Después de aquellos sucesos  España se convirtió en un país normal, si por normalidad entendemos que murió Franco, que llegó la democracia, que por mucho que lo pedía no me querían vestir con pantalón largo  y que mi hermano y yo  empezamos a compartir tardes enteras de domingo en el cine,  aventuras excitantes que luego hacíamos realidad en tremendas luchas onomatopéyicas, hasta la muerte, con espadas de madera, sombreros de plástico, cuerdas de tender la ropa y los sillones desvencijados de casa a falta de los parapetos naturales que ofrecían  las montañas del Diablo o los árboles del bosque de Sherwood.  

Las mejores películas eran las que proyectaban en el cine Viejo. Además, era más barato que el cine Nuevo, enmoquetado de rojo con asientos de  fieltro verde, muy moderno, pero la entrada costaba 10 pesetas más y de las dos películas que  proyectaban, una de ellas no solía interesarnos, porque los protagonistas hablaban de cosas que no entendíamos, o porque todo el rato aparecían tipos bajitos y feos haciendo muecas muy poco graciosas detrás de señoras vestidas solamente con el  sujetador y las bragas. Por eso casi siempre íbamos al cine Viejo. Nos costaba 15 pelas, nos sobraba para comprar pipas y cromos al día siguiente y además -y no menos importante- podíamos poner los pies en el respaldo del asiento de delante, que eran de madera vieja.

El programa era de lo más completo: sesión continua desde las 4 de la tarde hasta las 9 de la noche, con dos películas, por lo general una del oeste con El Zorro, los hermanos Trinidad, un espagueti western,  y después una de Godzilla, King Kong, o cualquier otro monstruo colosal aplastaciudades.También eran habituales las de romanos, las de caballeros medievales de las cruzadas,  de ladrones buenos de prodigiosa puntería con el arco y las flechas, que dejaban siempre en ridículo a reyes malos con cara de lobo, abusadores de la plebe y usurpadores de tronos. Fumanchú, Fantomas y Louis de Funes nos hicieron pasar igualmente muy buenos ratos. 

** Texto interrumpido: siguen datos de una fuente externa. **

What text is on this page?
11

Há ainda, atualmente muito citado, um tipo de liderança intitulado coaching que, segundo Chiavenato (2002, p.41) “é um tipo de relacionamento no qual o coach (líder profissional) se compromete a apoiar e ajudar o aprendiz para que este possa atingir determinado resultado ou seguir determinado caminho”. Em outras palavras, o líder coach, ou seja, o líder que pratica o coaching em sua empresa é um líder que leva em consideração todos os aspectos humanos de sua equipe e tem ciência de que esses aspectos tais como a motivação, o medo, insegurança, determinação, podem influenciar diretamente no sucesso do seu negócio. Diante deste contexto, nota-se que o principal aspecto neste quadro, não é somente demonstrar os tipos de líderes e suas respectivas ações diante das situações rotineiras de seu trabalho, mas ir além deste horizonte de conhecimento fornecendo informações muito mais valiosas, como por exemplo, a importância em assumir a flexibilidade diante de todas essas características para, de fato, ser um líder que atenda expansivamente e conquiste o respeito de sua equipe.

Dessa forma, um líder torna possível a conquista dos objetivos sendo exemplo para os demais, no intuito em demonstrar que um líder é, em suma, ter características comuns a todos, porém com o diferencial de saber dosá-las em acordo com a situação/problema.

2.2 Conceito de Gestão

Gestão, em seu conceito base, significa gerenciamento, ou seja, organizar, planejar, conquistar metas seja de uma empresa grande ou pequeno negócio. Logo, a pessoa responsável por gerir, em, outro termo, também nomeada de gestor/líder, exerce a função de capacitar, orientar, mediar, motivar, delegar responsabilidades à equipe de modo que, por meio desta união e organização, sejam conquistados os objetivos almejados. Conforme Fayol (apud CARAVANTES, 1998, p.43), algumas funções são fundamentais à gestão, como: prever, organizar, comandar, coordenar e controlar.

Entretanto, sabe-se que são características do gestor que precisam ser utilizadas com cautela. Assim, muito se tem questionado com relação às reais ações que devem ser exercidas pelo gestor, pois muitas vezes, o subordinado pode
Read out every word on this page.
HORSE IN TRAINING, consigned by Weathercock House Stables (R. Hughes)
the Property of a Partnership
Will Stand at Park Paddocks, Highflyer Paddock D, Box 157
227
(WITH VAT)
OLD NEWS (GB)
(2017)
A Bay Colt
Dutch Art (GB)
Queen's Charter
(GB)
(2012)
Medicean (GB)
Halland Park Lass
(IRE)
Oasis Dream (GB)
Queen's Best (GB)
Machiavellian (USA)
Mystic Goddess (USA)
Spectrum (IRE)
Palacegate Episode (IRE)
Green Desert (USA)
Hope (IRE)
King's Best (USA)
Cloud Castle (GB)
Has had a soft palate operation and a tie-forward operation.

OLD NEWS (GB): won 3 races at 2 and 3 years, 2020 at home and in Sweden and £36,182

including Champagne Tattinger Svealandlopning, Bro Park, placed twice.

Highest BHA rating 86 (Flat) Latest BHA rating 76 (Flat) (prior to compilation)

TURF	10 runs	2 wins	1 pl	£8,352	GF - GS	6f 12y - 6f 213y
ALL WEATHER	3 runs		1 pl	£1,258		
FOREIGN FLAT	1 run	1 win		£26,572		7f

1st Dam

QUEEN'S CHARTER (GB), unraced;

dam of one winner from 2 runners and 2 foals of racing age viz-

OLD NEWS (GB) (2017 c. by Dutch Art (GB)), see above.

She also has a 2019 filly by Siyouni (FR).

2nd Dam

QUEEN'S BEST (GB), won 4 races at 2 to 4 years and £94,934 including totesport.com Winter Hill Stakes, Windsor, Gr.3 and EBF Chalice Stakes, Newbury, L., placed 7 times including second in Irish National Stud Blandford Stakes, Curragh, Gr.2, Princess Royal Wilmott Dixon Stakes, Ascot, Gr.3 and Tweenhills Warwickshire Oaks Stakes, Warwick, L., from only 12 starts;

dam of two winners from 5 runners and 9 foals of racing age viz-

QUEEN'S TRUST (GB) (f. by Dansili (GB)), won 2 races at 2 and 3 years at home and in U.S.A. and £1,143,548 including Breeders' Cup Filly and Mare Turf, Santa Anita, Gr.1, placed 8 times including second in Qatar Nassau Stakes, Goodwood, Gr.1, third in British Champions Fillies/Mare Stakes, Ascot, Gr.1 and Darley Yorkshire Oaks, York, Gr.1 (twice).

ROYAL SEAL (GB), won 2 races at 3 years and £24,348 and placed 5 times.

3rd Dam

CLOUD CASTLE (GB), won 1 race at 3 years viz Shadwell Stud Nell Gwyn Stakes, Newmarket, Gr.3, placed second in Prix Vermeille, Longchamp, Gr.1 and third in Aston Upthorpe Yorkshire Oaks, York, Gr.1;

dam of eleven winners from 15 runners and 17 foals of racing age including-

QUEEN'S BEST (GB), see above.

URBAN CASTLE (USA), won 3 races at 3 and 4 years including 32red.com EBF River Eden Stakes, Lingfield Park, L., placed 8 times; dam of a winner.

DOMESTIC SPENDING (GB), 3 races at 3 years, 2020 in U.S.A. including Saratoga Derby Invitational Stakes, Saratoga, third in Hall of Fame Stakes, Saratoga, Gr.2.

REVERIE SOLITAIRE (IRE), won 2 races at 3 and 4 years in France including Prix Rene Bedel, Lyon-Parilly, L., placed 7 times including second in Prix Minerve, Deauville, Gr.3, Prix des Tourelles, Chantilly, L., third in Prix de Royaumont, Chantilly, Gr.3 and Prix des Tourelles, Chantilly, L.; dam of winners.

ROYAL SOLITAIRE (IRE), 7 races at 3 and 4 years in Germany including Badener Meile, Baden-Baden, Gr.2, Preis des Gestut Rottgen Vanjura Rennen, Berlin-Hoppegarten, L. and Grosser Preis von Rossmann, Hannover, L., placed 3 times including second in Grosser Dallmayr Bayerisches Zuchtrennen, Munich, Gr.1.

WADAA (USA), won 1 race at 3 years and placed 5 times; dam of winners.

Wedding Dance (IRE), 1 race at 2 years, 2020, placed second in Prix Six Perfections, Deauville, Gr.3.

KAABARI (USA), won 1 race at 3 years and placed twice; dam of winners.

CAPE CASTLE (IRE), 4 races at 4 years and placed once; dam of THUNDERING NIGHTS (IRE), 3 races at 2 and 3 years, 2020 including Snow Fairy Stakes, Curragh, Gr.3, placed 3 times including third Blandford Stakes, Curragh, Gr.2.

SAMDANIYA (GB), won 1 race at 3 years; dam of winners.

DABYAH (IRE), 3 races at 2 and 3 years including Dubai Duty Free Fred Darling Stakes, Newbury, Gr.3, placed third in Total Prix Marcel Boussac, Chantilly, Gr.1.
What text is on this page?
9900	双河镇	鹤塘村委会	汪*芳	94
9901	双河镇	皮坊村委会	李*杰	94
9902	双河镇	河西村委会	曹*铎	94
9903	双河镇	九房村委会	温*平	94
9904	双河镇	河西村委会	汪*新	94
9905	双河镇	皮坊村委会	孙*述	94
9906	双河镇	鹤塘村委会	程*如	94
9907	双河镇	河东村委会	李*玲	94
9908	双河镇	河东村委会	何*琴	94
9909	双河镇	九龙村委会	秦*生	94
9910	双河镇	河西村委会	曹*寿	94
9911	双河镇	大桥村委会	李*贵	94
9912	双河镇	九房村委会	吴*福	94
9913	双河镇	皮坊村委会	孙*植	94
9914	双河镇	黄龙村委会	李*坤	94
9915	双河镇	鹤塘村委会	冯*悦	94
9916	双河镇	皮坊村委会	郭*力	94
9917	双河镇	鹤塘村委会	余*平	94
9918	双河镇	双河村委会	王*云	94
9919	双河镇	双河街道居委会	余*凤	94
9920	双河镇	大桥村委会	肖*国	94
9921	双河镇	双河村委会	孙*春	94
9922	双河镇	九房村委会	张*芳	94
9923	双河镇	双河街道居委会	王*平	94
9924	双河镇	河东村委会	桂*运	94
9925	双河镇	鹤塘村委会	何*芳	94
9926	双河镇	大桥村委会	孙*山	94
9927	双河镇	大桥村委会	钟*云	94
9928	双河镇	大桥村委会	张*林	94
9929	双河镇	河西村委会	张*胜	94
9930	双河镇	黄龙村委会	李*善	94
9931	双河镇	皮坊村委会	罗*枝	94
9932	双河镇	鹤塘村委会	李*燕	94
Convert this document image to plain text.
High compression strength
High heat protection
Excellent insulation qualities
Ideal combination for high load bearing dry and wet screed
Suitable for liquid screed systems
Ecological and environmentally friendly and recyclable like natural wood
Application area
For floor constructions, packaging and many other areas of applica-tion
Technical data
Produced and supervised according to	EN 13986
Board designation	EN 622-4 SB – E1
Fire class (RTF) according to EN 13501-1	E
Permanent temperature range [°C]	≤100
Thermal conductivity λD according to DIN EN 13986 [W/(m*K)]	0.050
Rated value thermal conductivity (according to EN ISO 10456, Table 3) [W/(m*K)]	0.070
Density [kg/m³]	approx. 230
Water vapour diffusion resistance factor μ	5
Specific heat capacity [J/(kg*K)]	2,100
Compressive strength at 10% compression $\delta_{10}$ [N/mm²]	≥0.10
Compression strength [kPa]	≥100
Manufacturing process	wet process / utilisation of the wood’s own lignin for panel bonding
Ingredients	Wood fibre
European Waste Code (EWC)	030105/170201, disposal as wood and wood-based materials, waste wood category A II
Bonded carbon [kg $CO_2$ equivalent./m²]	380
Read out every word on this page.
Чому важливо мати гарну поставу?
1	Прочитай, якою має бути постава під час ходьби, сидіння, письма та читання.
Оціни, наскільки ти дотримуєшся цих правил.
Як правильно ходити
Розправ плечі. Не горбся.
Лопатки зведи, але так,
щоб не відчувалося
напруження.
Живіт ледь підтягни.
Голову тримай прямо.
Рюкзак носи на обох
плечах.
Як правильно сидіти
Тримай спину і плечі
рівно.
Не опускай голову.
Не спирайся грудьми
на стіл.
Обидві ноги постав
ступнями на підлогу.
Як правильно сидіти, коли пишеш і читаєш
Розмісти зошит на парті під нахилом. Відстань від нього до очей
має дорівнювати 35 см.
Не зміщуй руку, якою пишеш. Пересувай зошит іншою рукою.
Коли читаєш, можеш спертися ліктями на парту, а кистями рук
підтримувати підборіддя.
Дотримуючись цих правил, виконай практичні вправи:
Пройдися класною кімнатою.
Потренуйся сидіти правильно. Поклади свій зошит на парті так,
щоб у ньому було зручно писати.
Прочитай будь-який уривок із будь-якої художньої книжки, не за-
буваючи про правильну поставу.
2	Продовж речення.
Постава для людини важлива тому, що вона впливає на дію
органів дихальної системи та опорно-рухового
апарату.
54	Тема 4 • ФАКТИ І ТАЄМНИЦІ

El cine Viejo ofrecía, además, un valor añadido: la repetición de la cartelera, lo cual ya era el colmo de la felicidad, porque entonces sí que disfrutábamos la película de verdad: nos avanzábamos todo el tiempo a los acontecimientos y disfrutábamos con el privilegio de prever todas las escenas, de modo que sabíamos perfectamente el momento en que, por ejemplo, el gordo abría la mano y de un tremendo sopapo  derribaba al sheriff corrupto; o cuando iba a producirse la muerte de Godzilla fulminado por el estallido de un volcán, o  la llegada de la caballería, o de las legiones, o de las huestes de Ivanhoe, y entonces prorrumpíamos y saludábamos a los buenos cabalgando al galope  con una buena salva de aplausos,  vítores y manotazos en los asientos.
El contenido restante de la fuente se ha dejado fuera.